Ainsi l’institution économique prévoit d’ici 2050, dans le scénario d’un niveau élevé de précipitation et scénarios optimistes une baisse annuelle de 2,2 % du PIB du Niger et de 6,4 % pour le Mali. Et dans le scénario de faible niveau de précipitation et scénario pessimiste, une baisse de 6,8 % du PIB du Burkina Faso et de 11,9 % pour le Niger. L’étude signale que les impacts négatifs sont suffisamment importants pour annihiler une « grande partie ou la totalité de la croissance annuelle du PIB réel et du PIB par habitant ». Ces estimations sont susceptibles de sous-estimer l’impact du changement climatique sur le PIB parce que tous les canaux d’impact ne sont pas inclus, et parce qu’elles ne tiennent pas compte des effets amplificateurs de l’augmentation des conflits, des modifications des écosystèmes et des migrations induits par le changement climatique. À titre de comparaison, rappelons qu’une étude de la Banque mondiale de 2016 a estimé que le PIB des pays du Sahel pourrait enregistrer une baisse allant jusqu’à 11,7 % d’ici 2050 rien qu’en raison d’une pénurie d’eau liée au changement climatique.
Les secteurs économiques qui souffrent ou qui souffriront plus de cette crise climatique concernent les cultures pluviales et le bétail où les rendements baisseront dans le scénario d’un climat sec alors qu’ils augmenteront dans certains pays dans le scénario d’un niveau élevé de précipitation. L’agriculture sera fortement affectée, ce qui va induire une forte insécurité alimentaire. La productivité du travail connaitra une baisse causée par le stress thermique qui sera plus importante dans un scénario pessimiste (plus chaud) et plus importante dans l’agriculture et l’industrie étant donné le plus grand nombre de travailleurs en plein air dans ces secteurs. Les dommages occasionnés aux routes et aux ponts seront plus importants dans un scénario de climat humide.

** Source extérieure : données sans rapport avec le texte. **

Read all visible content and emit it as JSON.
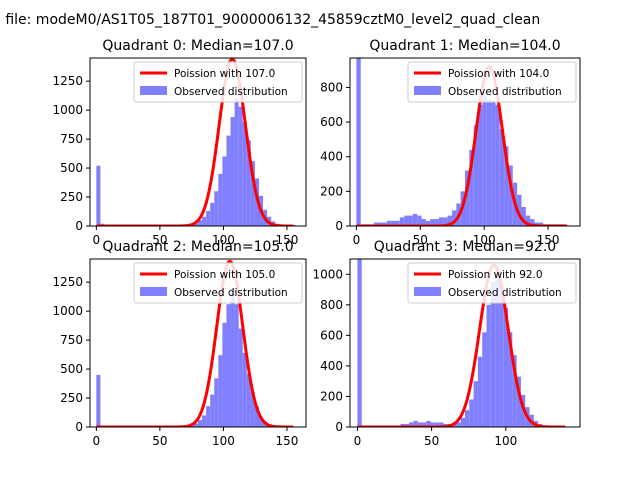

Développement, adaptation, atténuation, les remèdes !
« Avec une population qui devrait doubler au cours des 20 prochaines années pour atteindre 160 millions de personnes, les pays du Sahel doivent accélérer leur croissance et prioriser l’adaptation climatique s’ils veulent concrétiser le dividende démographique et mettre la région sur la voie d’une croissance durable et inclusive. ». Cet appel du vice-président de la Banque mondiale pour l’Afrique de l’Ouest et centrale coincide parfaitement avec l’essentiel des recommandations du rapport pour éviter le chaos. Il est ainsi notamment recommandé l’intensification des actions de développement que la Banque excipe comme une urgence pour la région. Et ce processus devra inclure une bonne capacité d’adaptation face au changement climatique. En outre, comme le signale également le rapport, la combinaison des mesures d’adaptation et d’atténuation des effets du changement climatique peuvent constituer de puissants outils de développement, œuvrant ensemble pour la réalisation d’objectifs plus larges et l’amélioration de la résilience.